Il Sars-CoV-2 potrebbe infettare molte specie animali, in particolare primati, ma anche balene e delfini.

E' quanto è emerso da un recentissimo studio, pubblicato sulla rivista Pnas e condotto da un team internazionale di scienziati, che ha analizzato il genoma di 410 tipi di vertebrati.

Sono già stati documentati alcuni casi di contaminazione da Sars-CoV-2 di animali, ma per lo più si è trattato di gatti, cani e tigri che sono stati infettati da uomini.

Coronavirus: studiato del genoma di 410 specie di vertebrati

Gli scienziati, analizzando il genoma in 410 diverse specie di vertebrati, hanno confrontato il principale recettore cellulare per il virus, l'enzima di conversione dell'angiotensina-2 (Ace2).

Si sa che nell'uomo, affinché il coronavirus si leghi ed entri nelle cellule, sono importanti 25 amminoacidi della proteina Ace2.

Gli studiosi hanno così cercato di capire se questi 25 amminoacidi sono presenti nella proteina Ace2 delle diverse specie animali prese in esame.

Come ha spiegato Joana Damas, prima autrice dell'articolo e ricercatrice presso l'UC Davis Università della California, è altamente probabile che gli animali con tutti i 25 amminoacidi corrispondenti alla proteina umana siano a più alto rischio di contrarre il Covid-19.

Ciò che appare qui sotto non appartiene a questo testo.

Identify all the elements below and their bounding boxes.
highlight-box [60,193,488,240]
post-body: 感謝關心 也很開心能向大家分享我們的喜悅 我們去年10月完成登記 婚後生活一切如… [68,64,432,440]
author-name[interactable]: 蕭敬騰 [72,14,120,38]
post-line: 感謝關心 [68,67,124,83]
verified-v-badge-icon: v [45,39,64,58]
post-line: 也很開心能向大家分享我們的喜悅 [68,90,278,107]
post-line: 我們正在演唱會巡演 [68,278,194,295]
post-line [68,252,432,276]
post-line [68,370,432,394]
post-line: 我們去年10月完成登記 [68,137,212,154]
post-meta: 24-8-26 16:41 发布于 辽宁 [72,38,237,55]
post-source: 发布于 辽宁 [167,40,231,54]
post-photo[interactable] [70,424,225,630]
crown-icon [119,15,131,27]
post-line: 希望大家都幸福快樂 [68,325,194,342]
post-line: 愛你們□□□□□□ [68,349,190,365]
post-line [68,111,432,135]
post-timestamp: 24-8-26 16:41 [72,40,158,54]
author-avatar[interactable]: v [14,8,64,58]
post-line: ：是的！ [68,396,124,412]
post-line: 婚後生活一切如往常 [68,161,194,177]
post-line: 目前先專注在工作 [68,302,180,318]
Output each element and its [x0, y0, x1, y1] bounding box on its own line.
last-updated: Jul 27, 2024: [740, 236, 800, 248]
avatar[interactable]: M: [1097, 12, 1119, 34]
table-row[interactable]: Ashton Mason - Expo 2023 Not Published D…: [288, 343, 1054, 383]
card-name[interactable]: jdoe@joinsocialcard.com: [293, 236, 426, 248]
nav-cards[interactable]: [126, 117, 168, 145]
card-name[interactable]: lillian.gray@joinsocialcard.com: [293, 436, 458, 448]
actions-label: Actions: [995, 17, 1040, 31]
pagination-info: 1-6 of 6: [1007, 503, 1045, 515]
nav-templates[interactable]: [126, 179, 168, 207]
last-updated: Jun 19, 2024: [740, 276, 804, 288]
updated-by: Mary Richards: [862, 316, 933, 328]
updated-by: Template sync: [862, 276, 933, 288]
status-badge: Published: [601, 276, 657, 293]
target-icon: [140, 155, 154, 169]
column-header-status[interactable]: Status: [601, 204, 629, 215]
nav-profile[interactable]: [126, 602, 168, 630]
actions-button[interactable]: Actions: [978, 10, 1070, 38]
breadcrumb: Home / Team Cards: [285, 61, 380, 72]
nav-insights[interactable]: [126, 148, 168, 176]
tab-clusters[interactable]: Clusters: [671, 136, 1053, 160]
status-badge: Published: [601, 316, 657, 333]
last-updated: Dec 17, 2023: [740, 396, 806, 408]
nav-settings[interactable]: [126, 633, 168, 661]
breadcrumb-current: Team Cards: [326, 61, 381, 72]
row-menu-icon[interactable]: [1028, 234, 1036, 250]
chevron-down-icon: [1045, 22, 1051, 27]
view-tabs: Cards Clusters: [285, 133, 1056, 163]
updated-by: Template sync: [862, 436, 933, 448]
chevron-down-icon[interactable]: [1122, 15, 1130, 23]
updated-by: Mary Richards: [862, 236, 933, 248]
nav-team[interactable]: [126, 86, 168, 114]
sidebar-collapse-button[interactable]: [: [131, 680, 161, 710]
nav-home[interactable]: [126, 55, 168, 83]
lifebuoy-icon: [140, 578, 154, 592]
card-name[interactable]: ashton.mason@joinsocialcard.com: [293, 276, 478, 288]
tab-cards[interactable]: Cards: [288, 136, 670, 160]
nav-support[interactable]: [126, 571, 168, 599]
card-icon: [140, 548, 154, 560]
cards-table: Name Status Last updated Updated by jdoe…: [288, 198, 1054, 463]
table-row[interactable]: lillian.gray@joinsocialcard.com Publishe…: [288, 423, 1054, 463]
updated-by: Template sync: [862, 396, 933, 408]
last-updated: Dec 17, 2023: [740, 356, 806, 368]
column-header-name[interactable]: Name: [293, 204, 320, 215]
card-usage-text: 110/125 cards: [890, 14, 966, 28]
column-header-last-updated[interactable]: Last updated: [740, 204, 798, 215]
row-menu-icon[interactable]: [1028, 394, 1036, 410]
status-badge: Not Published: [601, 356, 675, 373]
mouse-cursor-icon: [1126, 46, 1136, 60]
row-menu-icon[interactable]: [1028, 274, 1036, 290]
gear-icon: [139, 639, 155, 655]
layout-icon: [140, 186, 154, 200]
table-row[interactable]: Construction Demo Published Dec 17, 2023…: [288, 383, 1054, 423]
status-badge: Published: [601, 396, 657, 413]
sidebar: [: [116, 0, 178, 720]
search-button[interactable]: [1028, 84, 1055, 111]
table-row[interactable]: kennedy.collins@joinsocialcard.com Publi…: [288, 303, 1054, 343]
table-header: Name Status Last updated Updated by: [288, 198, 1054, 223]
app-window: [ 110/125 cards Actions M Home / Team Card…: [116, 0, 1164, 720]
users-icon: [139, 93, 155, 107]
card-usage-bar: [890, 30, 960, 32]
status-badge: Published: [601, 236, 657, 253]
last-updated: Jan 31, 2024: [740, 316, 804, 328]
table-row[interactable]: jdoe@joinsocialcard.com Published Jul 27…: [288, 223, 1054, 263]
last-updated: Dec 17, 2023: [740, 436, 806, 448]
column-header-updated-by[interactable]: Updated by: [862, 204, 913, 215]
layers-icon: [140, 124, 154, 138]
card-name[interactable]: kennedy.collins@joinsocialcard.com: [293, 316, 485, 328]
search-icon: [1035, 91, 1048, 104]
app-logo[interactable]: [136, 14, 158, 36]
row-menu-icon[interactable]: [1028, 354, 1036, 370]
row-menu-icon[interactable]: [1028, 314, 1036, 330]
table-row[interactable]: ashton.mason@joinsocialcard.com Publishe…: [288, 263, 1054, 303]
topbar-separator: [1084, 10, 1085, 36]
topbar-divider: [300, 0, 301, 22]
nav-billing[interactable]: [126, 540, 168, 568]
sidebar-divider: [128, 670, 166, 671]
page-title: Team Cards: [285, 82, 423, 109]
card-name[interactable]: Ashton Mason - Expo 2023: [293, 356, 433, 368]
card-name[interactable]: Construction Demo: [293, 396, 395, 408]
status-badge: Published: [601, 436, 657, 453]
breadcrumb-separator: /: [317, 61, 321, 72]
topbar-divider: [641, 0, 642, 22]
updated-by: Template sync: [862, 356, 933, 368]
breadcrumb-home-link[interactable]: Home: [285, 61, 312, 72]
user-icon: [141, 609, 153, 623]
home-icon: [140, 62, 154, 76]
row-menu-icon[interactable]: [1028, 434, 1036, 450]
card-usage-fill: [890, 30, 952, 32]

Le specie animali più a rischio

Stando a questa teoria, tra le specie più a rischio ci sarebbero soprattutto i primati, molti dei quali purtroppo anche in via di estinzione, come il gorilla di pianura occidentale, l'orango di Sumatra e il gibbone dalle guance bianche del Nord.

Ad alto rischio sono anche certo mammiferi marini come le balene grigie e i delfini tursiopi e persino alcuni roditori come i criceti cinesi.

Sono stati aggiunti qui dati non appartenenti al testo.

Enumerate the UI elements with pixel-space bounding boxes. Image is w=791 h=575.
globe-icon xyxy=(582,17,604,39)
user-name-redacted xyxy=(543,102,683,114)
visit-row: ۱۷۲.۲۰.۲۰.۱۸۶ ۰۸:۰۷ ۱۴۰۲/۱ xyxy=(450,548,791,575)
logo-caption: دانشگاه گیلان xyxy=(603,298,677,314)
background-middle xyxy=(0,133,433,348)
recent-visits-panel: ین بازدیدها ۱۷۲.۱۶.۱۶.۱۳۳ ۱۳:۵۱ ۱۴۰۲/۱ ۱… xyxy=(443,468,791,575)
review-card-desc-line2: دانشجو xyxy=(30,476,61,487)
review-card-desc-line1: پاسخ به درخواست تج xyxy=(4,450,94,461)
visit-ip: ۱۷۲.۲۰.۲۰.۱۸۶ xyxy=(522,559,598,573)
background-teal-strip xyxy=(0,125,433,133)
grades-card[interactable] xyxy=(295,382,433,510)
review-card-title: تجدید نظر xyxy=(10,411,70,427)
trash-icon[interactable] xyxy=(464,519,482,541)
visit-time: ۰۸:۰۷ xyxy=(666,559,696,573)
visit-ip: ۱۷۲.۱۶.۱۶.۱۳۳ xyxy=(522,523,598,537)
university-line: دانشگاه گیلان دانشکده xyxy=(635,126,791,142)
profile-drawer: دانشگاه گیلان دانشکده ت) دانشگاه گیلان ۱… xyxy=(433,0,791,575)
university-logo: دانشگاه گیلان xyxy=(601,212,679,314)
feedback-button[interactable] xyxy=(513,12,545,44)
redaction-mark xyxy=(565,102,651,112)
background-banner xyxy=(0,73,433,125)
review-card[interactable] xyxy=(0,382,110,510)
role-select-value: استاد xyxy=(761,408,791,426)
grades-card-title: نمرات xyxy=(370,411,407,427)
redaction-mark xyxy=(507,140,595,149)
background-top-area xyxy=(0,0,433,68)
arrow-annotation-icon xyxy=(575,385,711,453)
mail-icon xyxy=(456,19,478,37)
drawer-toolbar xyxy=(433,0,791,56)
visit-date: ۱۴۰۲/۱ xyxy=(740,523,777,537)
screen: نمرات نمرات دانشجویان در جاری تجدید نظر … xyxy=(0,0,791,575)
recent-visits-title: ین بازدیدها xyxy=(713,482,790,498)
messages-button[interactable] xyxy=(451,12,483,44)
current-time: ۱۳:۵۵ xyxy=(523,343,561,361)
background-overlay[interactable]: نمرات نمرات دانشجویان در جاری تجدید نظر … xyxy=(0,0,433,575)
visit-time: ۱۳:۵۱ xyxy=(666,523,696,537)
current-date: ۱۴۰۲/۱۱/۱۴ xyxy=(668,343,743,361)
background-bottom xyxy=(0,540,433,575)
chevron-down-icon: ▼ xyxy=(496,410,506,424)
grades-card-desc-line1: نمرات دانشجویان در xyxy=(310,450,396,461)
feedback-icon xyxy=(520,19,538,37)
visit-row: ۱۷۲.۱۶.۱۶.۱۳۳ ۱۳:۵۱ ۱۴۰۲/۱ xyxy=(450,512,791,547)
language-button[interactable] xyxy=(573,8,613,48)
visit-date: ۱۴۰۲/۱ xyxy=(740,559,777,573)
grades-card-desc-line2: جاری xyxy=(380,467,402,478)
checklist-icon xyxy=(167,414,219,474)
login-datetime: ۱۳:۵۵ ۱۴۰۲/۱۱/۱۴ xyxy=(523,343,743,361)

Gatti, bovini e ovini hanno invece un rischio di infezione Covid 19 medio, mentre hanno un rischio basso cani, cavalli e suini.

E i pipistrelli?

Si è scoperto poi che i pipistrelli hanno un rischio basso di contrarre il Covid-19 tramite il recettore Ace2: ancora non è certo se siano stati loro a trasmettere questo tipo di coronavirus direttamente all’uomo, ma questo studio sembra confermare l’ipotesi che siano coinvolti nello spillover uno o più ospiti intermedi.